Last week Channel News Asia reported a bold architectural design for its new Learning Hub. It made me think about form and function in education and worship. The design had tutorial rooms that looked circular and were stacked up into towers. The design was stunning and eye-catching. More importantly it’s form was aligned to its function beautifully. “The seven-storey learning hub will house 55 new-generation classrooms of the future, designed to support new pedagogies by promoting more interactive small group teaching and active learning,” is how Professor Kam explained the design. The building suited the pedagogies that maximized learning. I liked it immediately. It was Winston Churchill who said, ‘We shape our buildings and afterwards our buildings shape us.” These NTU buildings will create a sense of community, like a family or clan gathered around a fire or a meal inside a circular shaped African hut or Mongolian yurt. The context of informality, collaboration and interaction will create a productive learning environment.
When form and function diverge
The church building too should be an apt expression of its theology, worship, community and context. We have all kinds of church buildings in Singapore. The early church buildings in Singapore were forms imported from the west that gave token consideration to the Singaporean context, mainly its weather. Case in point is the oldest church building in Singapore: the Armenian Church consecrated in 1836. Most of the buildings in the 70s onward were pragmatic, space-maximizing utilitarian buildings built in the suburbs or in the HDB sites in the new housing estates. As land is scarce and expensive, maximizing usable space for various activities took priority over aesthetics. However I must say that the Catholics have done more justice in terms of constructing church buildings that aptly express their ideas of theology, worship, community and context much more than the Protestant churches. An example of this is St Mary of the Angels at Bukit Batok East, so beautiful it even won an architectural award.

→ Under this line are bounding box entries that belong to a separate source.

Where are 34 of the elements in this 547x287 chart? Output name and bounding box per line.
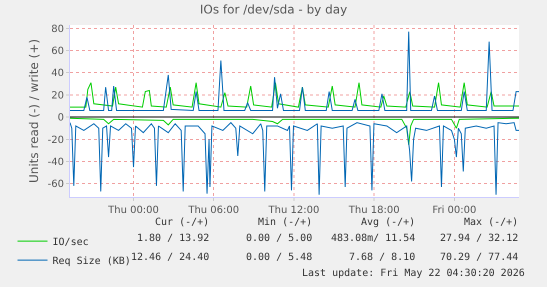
legend-label: IO/sec [52, 237, 89, 248]
text: Last update: Fri May 22 04:30:20 2026 [302, 268, 525, 279]
y-tick-label: 80 [51, 24, 64, 35]
x-tick-label: Thu 00:00 [107, 205, 159, 216]
text: 12.46 / 24.40 [131, 252, 210, 263]
text: 1.80 / 13.92 [137, 233, 210, 244]
y-tick-label: 60 [51, 46, 64, 58]
text: 70.29 / 77.44 [440, 252, 518, 263]
text: 483.08m/ 11.54 [331, 233, 416, 244]
y-tick-label: -20 [48, 134, 64, 146]
line-series [70, 82, 519, 108]
text: Avg (-/+) [361, 217, 416, 228]
line-series [70, 118, 519, 146]
line-series [70, 122, 519, 196]
legend-label: Req Size (KB) [52, 256, 131, 268]
text: Min (-/+) [258, 217, 312, 228]
y-tick-label: 0 [58, 112, 64, 124]
chart-title: IOs for /dev/sda - by day [200, 2, 348, 16]
y-axis-title: Units read (-) / write (+) [26, 38, 41, 184]
y-tick-label: -40 [48, 156, 64, 168]
x-tick-label: Thu 06:00 [187, 205, 240, 216]
line-series [70, 31, 519, 111]
x-tick-label: Fri 00:00 [432, 205, 476, 216]
x-tick-label: Thu 12:00 [268, 205, 320, 216]
text: 0.00 / 5.00 [246, 233, 312, 244]
x-tick-label: Thu 18:00 [348, 205, 400, 216]
y-tick-label: 20 [51, 90, 64, 102]
text: 0.00 / 5.48 [246, 252, 312, 263]
y-tick-label: -60 [48, 179, 64, 190]
text: Max (-/+) [464, 217, 518, 228]
y-tick-label: 40 [51, 68, 64, 80]
text: 27.94 / 32.12 [440, 233, 518, 244]
text: Cur (-/+) [155, 217, 210, 228]
text: 7.68 / 8.10 [349, 252, 416, 263]
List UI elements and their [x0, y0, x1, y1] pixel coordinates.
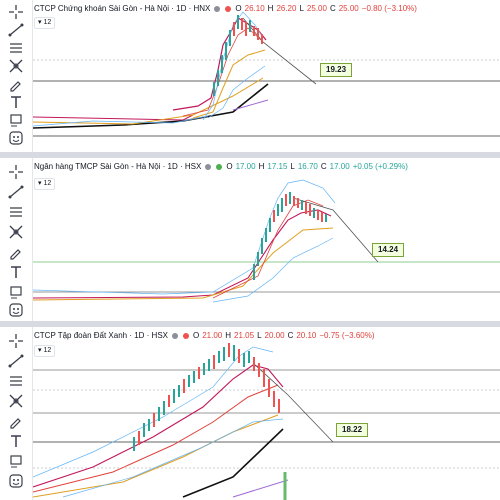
shapes-icon[interactable]	[6, 452, 26, 470]
ohlc-open: 21.00	[202, 331, 223, 340]
ohlc-low-label: L	[299, 4, 304, 13]
symbol-header[interactable]: CTCP Chứng khoán Sài Gòn - Hà Nội · 1D ·…	[34, 2, 417, 16]
text-icon[interactable]	[6, 93, 26, 111]
ohlc-low: 16.70	[297, 162, 318, 171]
chart-panel-2: Ngân hàng TMCP Sài Gòn - Hà Nội · 1D · H…	[0, 158, 500, 321]
ohlc-close: 20.10	[296, 331, 317, 340]
price-change: −0.75 (−3.60%)	[319, 331, 375, 340]
indicators-toggle[interactable]: ▾ 12	[34, 345, 56, 357]
price-change: +0.05 (+0.29%)	[352, 162, 408, 171]
indicators-toggle[interactable]: ▾ 12	[34, 17, 56, 29]
ohlc-close-label: C	[287, 331, 294, 340]
market-status-icon	[225, 6, 232, 12]
ohlc-high-label: H	[225, 331, 232, 340]
fork-icon[interactable]	[6, 57, 26, 75]
ohlc-open: 26.10	[244, 4, 265, 13]
candles	[133, 343, 280, 451]
price-target-label[interactable]: 18.22	[336, 423, 369, 437]
panel-divider[interactable]	[0, 321, 500, 327]
shapes-icon[interactable]	[6, 111, 26, 129]
horizontal-lines-icon[interactable]	[6, 39, 26, 57]
indicators-count: 12	[43, 19, 52, 26]
price-target-label[interactable]: 14.24	[372, 243, 405, 257]
ohlc-close: 25.00	[338, 4, 359, 13]
ohlc-high: 17.15	[267, 162, 288, 171]
crosshair-icon[interactable]	[6, 332, 26, 350]
ohlc-close-label: C	[329, 4, 336, 13]
symbol-name: Ngân hàng TMCP Sài Gòn - Hà Nội · 1D · H…	[34, 162, 202, 171]
symbol-name: CTCP Chứng khoán Sài Gòn - Hà Nội · 1D ·…	[34, 4, 211, 13]
trend-line-icon[interactable]	[6, 183, 26, 201]
brush-icon[interactable]	[6, 412, 26, 430]
ohlc-close-label: C	[320, 162, 327, 171]
horizontal-lines-icon[interactable]	[6, 203, 26, 221]
brush-icon[interactable]	[6, 75, 26, 93]
fork-icon[interactable]	[6, 392, 26, 410]
trend-line-icon[interactable]	[6, 352, 26, 370]
shapes-icon[interactable]	[6, 283, 26, 301]
crosshair-icon[interactable]	[6, 163, 26, 181]
text-icon[interactable]	[6, 263, 26, 281]
indicators-toggle[interactable]: ▾ 12	[34, 178, 56, 190]
candles	[213, 15, 263, 96]
ohlc-open-label: O	[226, 162, 233, 171]
drawing-toolbar	[0, 0, 33, 152]
horizontal-lines-icon[interactable]	[6, 372, 26, 390]
ohlc-high-label: H	[258, 162, 265, 171]
drawing-toolbar	[0, 158, 33, 321]
price-target-label[interactable]: 19.23	[320, 63, 353, 77]
status-dot-icon	[205, 164, 212, 170]
status-dot-icon	[172, 333, 178, 339]
status-dot-icon	[214, 6, 221, 12]
ohlc-close: 17.00	[329, 162, 350, 171]
ohlc-low: 25.00	[306, 4, 327, 13]
ohlc-high: 26.20	[276, 4, 297, 13]
ohlc-low-label: L	[257, 331, 262, 340]
ohlc-high: 21.05	[234, 331, 255, 340]
emoji-icon[interactable]	[6, 472, 26, 490]
price-change: −0.80 (−3.10%)	[361, 4, 417, 13]
emoji-icon[interactable]	[6, 301, 26, 319]
ohlc-high-label: H	[267, 4, 274, 13]
brush-icon[interactable]	[6, 243, 26, 261]
price-chart[interactable]	[33, 0, 500, 152]
trend-line-icon[interactable]	[6, 21, 26, 39]
drawing-toolbar	[0, 327, 33, 500]
symbol-header[interactable]: Ngân hàng TMCP Sài Gòn - Hà Nội · 1D · H…	[34, 160, 408, 174]
candles	[253, 192, 327, 280]
indicators-count: 12	[43, 180, 52, 187]
chart-panel-1: CTCP Chứng khoán Sài Gòn - Hà Nội · 1D ·…	[0, 0, 500, 152]
ohlc-open: 17.00	[235, 162, 256, 171]
indicators-count: 12	[43, 347, 52, 354]
chart-panel-3: CTCP Tập đoàn Đất Xanh · 1D · HSX O 21.00…	[0, 327, 500, 500]
ohlc-open-label: O	[235, 4, 242, 13]
ohlc-low: 20.00	[264, 331, 285, 340]
ohlc-open-label: O	[193, 331, 200, 340]
symbol-name: CTCP Tập đoàn Đất Xanh · 1D · HSX	[34, 331, 168, 340]
price-chart[interactable]	[33, 327, 500, 500]
market-status-icon	[216, 164, 223, 170]
text-icon[interactable]	[6, 432, 26, 450]
price-chart[interactable]	[33, 158, 500, 321]
symbol-header[interactable]: CTCP Tập đoàn Đất Xanh · 1D · HSX O 21.00…	[34, 329, 375, 343]
fork-icon[interactable]	[6, 223, 26, 241]
emoji-icon[interactable]	[6, 129, 26, 147]
panel-divider[interactable]	[0, 152, 500, 158]
market-status-icon	[183, 333, 189, 339]
ohlc-low-label: L	[290, 162, 295, 171]
crosshair-icon[interactable]	[6, 3, 26, 21]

The church scene today resembles the income gap we see in most developing countries. With the rise of the mega-churches like City Harvest Church and New Creation Church we are seeing astronomical amounts being spent on facilities of spectacular scale and impact and mixed usage. This is partly due to the limits placed on the size of buildings that can be constructed on the HDB sites made available for bidding. They would be grossly inadequate for their regular meeting attendances of over 20,000.
When God’s people realize they are God’s real building
On the other, hand there are hundreds of churches, gatherings of God’s faithful in sizes of 50 to 300 members who meet in purchased or rented premises in unglamorous industrial buildings, commercial buildings, private schools, houses, cinemas, hotels and other such buildings. These are churches who have a sharper realization that the church is not a beautiful or spacious or practical building that houses God’s people, but a gathered people and community that houses God. They know they themselves are the dwelling place of God. It is in living out this revelation that we see form and function finally in embrace in the living entity called church.